Tuesday, February 3, 2015

Catalysts for Change: The Why and How of the Renaissance and Reformation

When has any such thing been even heard or seen; in what annals has it ever been read that houses were left vacant, cities deserted, the country neglected, the fields too small for the dead and a fearful and universal solitude over the whole earth?... Oh happy people of the future, who have not known these miseries and perchance will class our testimony with the fables. We have, indeed, deserved these [punishments] and even greater; but our forefathers also have deserved them, and may our posterity not also merit the same...

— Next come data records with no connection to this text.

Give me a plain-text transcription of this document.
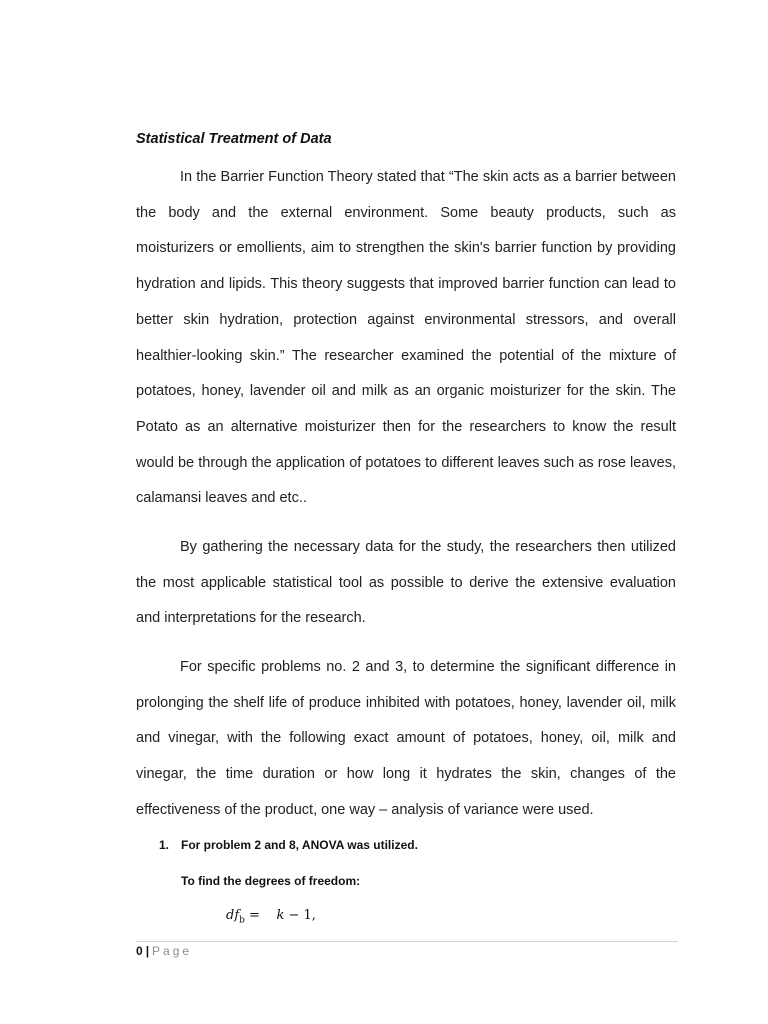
Statistical Treatment of Data

In the Barrier Function Theory stated that “The skin acts as a barrier between the body and the external environment. Some beauty products, such as moisturizers or emollients, aim to strengthen the skin's barrier function by providing hydration and lipids. This theory suggests that improved barrier function can lead to better skin hydration, protection against environmental stressors, and overall healthier-looking skin.” The researcher examined the potential of the mixture of potatoes, honey, lavender oil and milk as an organic moisturizer for the skin. The Potato as an alternative moisturizer then for the researchers to know the result would be through the application of potatoes to different leaves such as rose leaves, calamansi leaves and etc..

By gathering the necessary data for the study, the researchers then utilized the most applicable statistical tool as possible to derive the extensive evaluation and interpretations for the research.

For specific problems no. 2 and 3, to determine the significant difference in prolonging the shelf life of produce inhibited with potatoes, honey, lavender oil, milk and vinegar, with the following exact amount of potatoes, honey, oil, milk and vinegar, the time duration or how long it hydrates the skin, changes of the effectiveness of the product, one way – analysis of variance were used.

1. For problem 2 and 8, ANOVA was utilized.
To find the degrees of freedom:
$df_b$ =    k − 1,
0 | Page
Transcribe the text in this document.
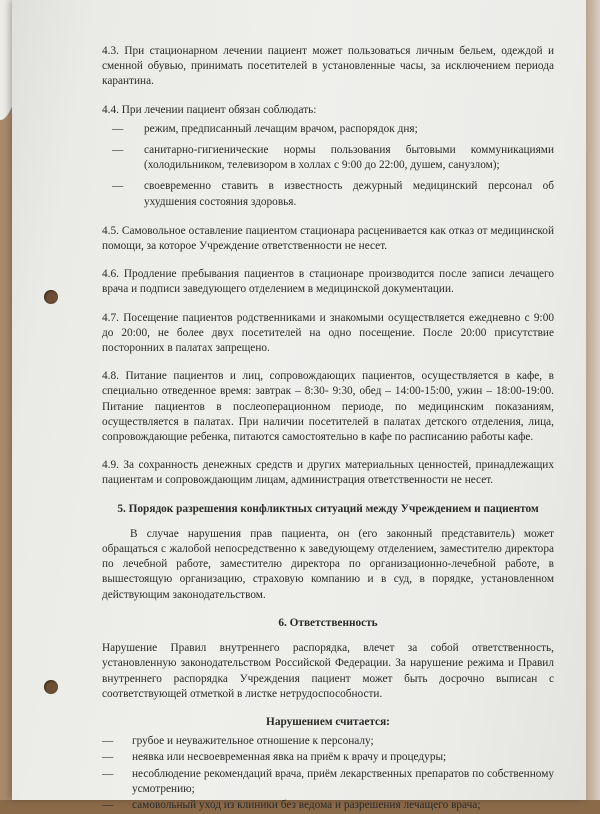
4.3. При стационарном лечении пациент может пользоваться личным бельем, одеждой и сменной обувью, принимать посетителей в установленные часы, за исключением периода карантина.

4.4. При лечении пациент обязан соблюдать:

— режим, предписанный лечащим врачом, распорядок дня;

— санитарно-гигиенические нормы пользования бытовыми коммуникациями (холодильником, телевизором в холлах с 9:00 до 22:00, душем, санузлом);

— своевременно ставить в известность дежурный медицинский персонал об ухудшения состояния здоровья.

4.5. Самовольное оставление пациентом стационара расценивается как отказ от медицинской помощи, за которое Учреждение ответственности не несет.

4.6. Продление пребывания пациентов в стационаре производится после записи лечащего врача и подписи заведующего отделением в медицинской документации.

4.7. Посещение пациентов родственниками и знакомыми осуществляется ежедневно с 9:00 до 20:00, не более двух посетителей на одно посещение. После 20:00 присутствие посторонних в палатах запрещено.

4.8. Питание пациентов и лиц, сопровождающих пациентов, осуществляется в кафе, в специально отведенное время: завтрак – 8:30- 9:30, обед – 14:00-15:00, ужин – 18:00-19:00. Питание пациентов в послеоперационном периоде, по медицинским показаниям, осуществляется в палатах. При наличии посетителей в палатах детского отделения, лица, сопровождающие ребенка, питаются самостоятельно в кафе по расписанию работы кафе.

4.9. За сохранность денежных средств и других материальных ценностей, принадлежащих пациентам и сопровождающим лицам, администрация ответственности не несет.

5. Порядок разрешения конфликтных ситуаций между Учреждением и пациентом

В случае нарушения прав пациента, он (его законный представитель) может обращаться с жалобой непосредственно к заведующему отделением, заместителю директора по лечебной работе, заместителю директора по организационно-лечебной работе, в вышестоящую организацию, страховую компанию и в суд, в порядке, установленном действующим законодательством.

6. Ответственность

Нарушение Правил внутреннего распорядка, влечет за собой ответственность, установленную законодательством Российской Федерации. За нарушение режима и Правил внутреннего распорядка Учреждения пациент может быть досрочно выписан с соответствующей отметкой в листке нетрудоспособности.

Нарушением считается:

— грубое и неуважительное отношение к персоналу;

— неявка или несвоевременная явка на приём к врачу и процедуры;

— несоблюдение рекомендаций врача, приём лекарственных препаратов по собственному усмотрению;

— самовольный уход из клиники без ведома и разрешения лечащего врача;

So wrote Petrarch concerning the Plague to his brother, the lone survivor of his whole village. It wasn't until this class that I really began to understand what a magnificently incredible (and terrible) thing the plague was. To put it into perspective, imagine if by the year 2020, one-third to one-half of all America was wiped out. Imagine what that would do to our society—economically, financially, politically, religiously, and every other possible category you could think of. It would completely change the way we live, and think, and associate with each other. It may cause us to climb a mountain or two and rethink society; maybe even look back to former times as we work forward towards better ones. In Italy, a place hit particularly hard by the Black Death, a movement began. As Joseph from my salon group stated, it was in Italy where the ideas of humanism, and ad fonts (returning to the ancient Greek and Roman sources and thinking), and exploration really took root and sprouted.  The plague had sparked a reaction. But just like every good chemical reaction needs a spark to ignite the process, it also needs a catalyst to speed up and multiply the reaction—and that is what Gutenberg provided in movable type and the printing press.

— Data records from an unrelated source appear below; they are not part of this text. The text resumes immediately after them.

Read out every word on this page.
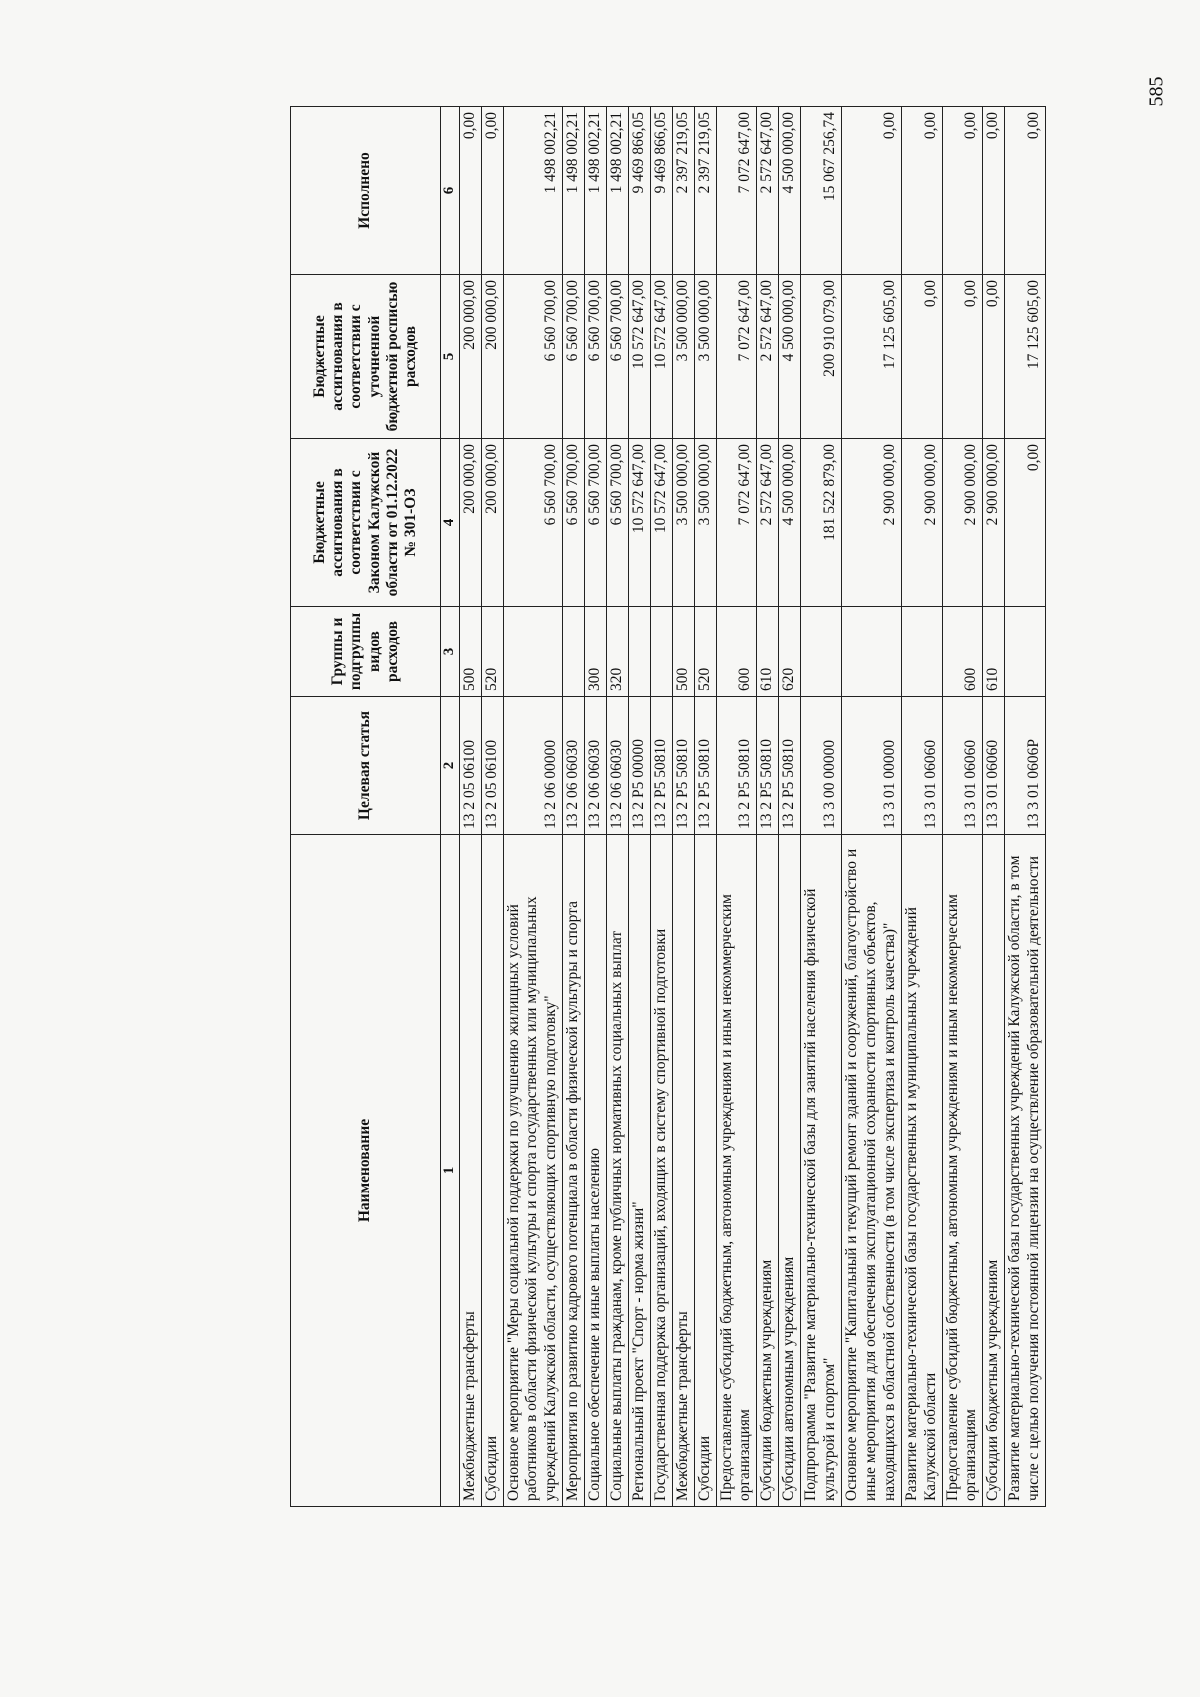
Наименование	Целевая статья	Группы и подгруппы видов расходов	Бюджетные ассигнования в соответствии с Законом Калужской области от 01.12.2022 № 301-ОЗ	Бюджетные ассигнования в соответствии с уточненной бюджетной росписью расходов	Исполнено
1	2	3	4	5	6
Межбюджетные трансферты	13 2 05 06100	500	200 000,00	200 000,00	0,00
Субсидии	13 2 05 06100	520	200 000,00	200 000,00	0,00
Основное мероприятие "Меры социальной поддержки по улучшению жилищных условий работников в области физической культуры и спорта государственных или муниципальных учреждений Калужской области, осуществляющих спортивную подготовку"	13 2 06 00000		6 560 700,00	6 560 700,00	1 498 002,21
Мероприятия по развитию кадрового потенциала в области физической культуры и спорта	13 2 06 06030		6 560 700,00	6 560 700,00	1 498 002,21
Социальное обеспечение и иные выплаты населению	13 2 06 06030	300	6 560 700,00	6 560 700,00	1 498 002,21
Социальные выплаты гражданам, кроме публичных нормативных социальных выплат	13 2 06 06030	320	6 560 700,00	6 560 700,00	1 498 002,21
Региональный проект "Спорт - норма жизни"	13 2 P5 00000		10 572 647,00	10 572 647,00	9 469 866,05
Государственная поддержка организаций, входящих в систему спортивной подготовки	13 2 P5 50810		10 572 647,00	10 572 647,00	9 469 866,05
Межбюджетные трансферты	13 2 P5 50810	500	3 500 000,00	3 500 000,00	2 397 219,05
Субсидии	13 2 P5 50810	520	3 500 000,00	3 500 000,00	2 397 219,05
Предоставление субсидий бюджетным, автономным учреждениям и иным некоммерческим организациям	13 2 P5 50810	600	7 072 647,00	7 072 647,00	7 072 647,00
Субсидии бюджетным учреждениям	13 2 P5 50810	610	2 572 647,00	2 572 647,00	2 572 647,00
Субсидии автономным учреждениям	13 2 P5 50810	620	4 500 000,00	4 500 000,00	4 500 000,00
Подпрограмма "Развитие материально-технической базы для занятий населения физической культурой и спортом"	13 3 00 00000		181 522 879,00	200 910 079,00	15 067 256,74
Основное мероприятие "Капитальный и текущий ремонт зданий и сооружений, благоустройство и иные мероприятия для обеспечения эксплуатационной сохранности спортивных объектов, находящихся в областной собственности (в том числе экспертиза и контроль качества)"	13 3 01 00000		2 900 000,00	17 125 605,00	0,00
Развитие материально-технической базы государственных и муниципальных учреждений Калужской области	13 3 01 06060		2 900 000,00	0,00	0,00
Предоставление субсидий бюджетным, автономным учреждениям и иным некоммерческим организациям	13 3 01 06060	600	2 900 000,00	0,00	0,00
Субсидии бюджетным учреждениям	13 3 01 06060	610	2 900 000,00	0,00	0,00
Развитие материально-технической базы государственных учреждений Калужской области, в том числе с целью получения постоянной лицензии на осуществление образовательной деятельности	13 3 01 0606P		0,00	17 125 605,00	0,00
585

There is a reason why the Middle Renaissance is labeled as beginning in the middle of the 15th century. That is when Gutenberg began his work in mass producing ideas. Every age has its technological catalyst. The Information Age has the Internet. The Industrial Age had the steam engine. The Renaissance and Reformation Age had the printing press. Hellenism spread by the power of the sword. Calvinism and Lutheranism spread by the power of the pen metal movable type. This technology made a return to the source—the Bible—easy and accessible.

As ideas continue to become easier and easier to share, moral relativism also becomes more common. As Latter-day Saints we believe in absolute truth—God—and that as society moves further and further away from God—the source—so will society degrade.  What will it take for us to return to the source and change our course? Dwight Shrute once said, “We need a new plague.” This may be the case. It took the Plague to spark ad Fontes in the past. Maybe we need something so catastrophic, so fundamentally life altering to get us back on track: perhaps another plague, or perhaps a Second Coming.